Patient-centered primary care is one part of WellPoint’s strategy to shift provider reimbursements from volume-based to value-based care arrangements. A year into a multi-state rollout, the program is delivering as expected.
About a year ago WellPoint announced plans to expand its patient-centered primary care pilot throughout its 14-state market area. At that time I spoke with Jill R. Hummel, WellPoint’s vice president of patient innovation, about what the giant healthcare insurer had learned from the pilot that could be applied to a national rollout.
Her list included the usual suspects: the role of payment reform in shifting from volume to value, the importance of providing actionable information to physicians, and increasing patient access.
PCPCs are one part of WellPoint’s strategy to shift provider reimbursements from volume-based to value-based care arrangements. Fee-for-service reimbursements are replaced with fixed per-member, per-month payments and shared savings.

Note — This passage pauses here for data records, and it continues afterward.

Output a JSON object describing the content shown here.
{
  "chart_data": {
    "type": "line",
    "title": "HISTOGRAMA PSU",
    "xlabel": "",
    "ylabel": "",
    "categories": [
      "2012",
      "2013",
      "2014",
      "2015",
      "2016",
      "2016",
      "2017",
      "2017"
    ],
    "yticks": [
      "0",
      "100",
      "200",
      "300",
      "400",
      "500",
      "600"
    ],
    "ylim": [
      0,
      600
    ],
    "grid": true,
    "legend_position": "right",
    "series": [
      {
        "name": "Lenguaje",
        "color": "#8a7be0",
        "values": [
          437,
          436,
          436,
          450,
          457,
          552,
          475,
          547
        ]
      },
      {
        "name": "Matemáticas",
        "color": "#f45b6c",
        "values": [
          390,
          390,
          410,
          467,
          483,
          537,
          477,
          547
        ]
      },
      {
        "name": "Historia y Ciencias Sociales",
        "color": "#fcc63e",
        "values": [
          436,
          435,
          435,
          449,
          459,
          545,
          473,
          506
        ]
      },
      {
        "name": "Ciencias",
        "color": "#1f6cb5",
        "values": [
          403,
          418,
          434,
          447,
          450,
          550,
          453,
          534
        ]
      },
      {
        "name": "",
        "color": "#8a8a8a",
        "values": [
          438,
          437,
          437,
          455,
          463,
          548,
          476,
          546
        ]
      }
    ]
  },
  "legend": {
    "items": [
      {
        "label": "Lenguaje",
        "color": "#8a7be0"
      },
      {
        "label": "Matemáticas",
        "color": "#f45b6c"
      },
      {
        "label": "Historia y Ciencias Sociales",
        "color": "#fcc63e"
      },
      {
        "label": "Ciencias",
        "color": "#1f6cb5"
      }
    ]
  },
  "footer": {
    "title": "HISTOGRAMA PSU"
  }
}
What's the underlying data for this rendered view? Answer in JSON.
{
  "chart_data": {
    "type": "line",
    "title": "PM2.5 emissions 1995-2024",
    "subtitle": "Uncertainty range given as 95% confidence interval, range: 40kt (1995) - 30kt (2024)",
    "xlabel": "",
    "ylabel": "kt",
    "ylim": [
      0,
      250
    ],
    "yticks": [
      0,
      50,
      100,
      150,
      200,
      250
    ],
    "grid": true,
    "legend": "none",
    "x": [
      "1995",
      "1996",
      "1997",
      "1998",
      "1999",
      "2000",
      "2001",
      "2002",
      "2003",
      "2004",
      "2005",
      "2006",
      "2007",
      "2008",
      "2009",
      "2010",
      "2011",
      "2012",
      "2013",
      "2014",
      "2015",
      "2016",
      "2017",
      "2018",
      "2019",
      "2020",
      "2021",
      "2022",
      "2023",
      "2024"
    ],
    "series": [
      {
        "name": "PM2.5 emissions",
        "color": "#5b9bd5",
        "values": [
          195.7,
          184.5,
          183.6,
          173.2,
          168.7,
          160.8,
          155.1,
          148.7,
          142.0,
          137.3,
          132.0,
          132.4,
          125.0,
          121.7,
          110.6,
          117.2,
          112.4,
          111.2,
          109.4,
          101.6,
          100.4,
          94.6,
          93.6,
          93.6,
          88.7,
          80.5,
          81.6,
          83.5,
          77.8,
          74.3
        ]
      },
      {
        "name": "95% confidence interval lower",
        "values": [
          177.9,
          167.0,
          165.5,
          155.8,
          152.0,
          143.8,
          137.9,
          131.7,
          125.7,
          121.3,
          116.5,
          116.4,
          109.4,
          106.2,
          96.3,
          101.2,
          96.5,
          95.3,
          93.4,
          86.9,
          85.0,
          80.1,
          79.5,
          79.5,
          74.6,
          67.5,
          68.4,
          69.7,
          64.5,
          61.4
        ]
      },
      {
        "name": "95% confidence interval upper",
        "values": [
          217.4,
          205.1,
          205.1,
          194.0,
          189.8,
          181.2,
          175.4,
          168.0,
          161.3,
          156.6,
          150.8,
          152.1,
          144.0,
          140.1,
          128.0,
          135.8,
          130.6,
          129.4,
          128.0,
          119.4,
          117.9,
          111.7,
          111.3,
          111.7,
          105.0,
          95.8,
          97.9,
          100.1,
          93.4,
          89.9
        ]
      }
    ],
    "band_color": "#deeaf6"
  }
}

I recently touched base with Hummel to check on the status of the rollout and to find out lessons learned in the pilot helped in the expansion.
Status of Expansion
The PCPC program has been rolled out to 12 markets so far with expansion planned for the two remaining markets by January 2014. To date, WellPoint has about 4,600 PCPCs in place. The emphasis remains on the primary care physician as the central player in coordinating patient care.
Physician Participation
About 20,000 primary care providers—or 20% of its PCP network—participate and provide care for two million WellPoint members. Hummel says the expansion is on track to have 25% of the network participating by the end of the year.
It plans to double its penetration/participation in 2014. And, it will pilot in 2014 the addition of specialists to the value-based care arrangement.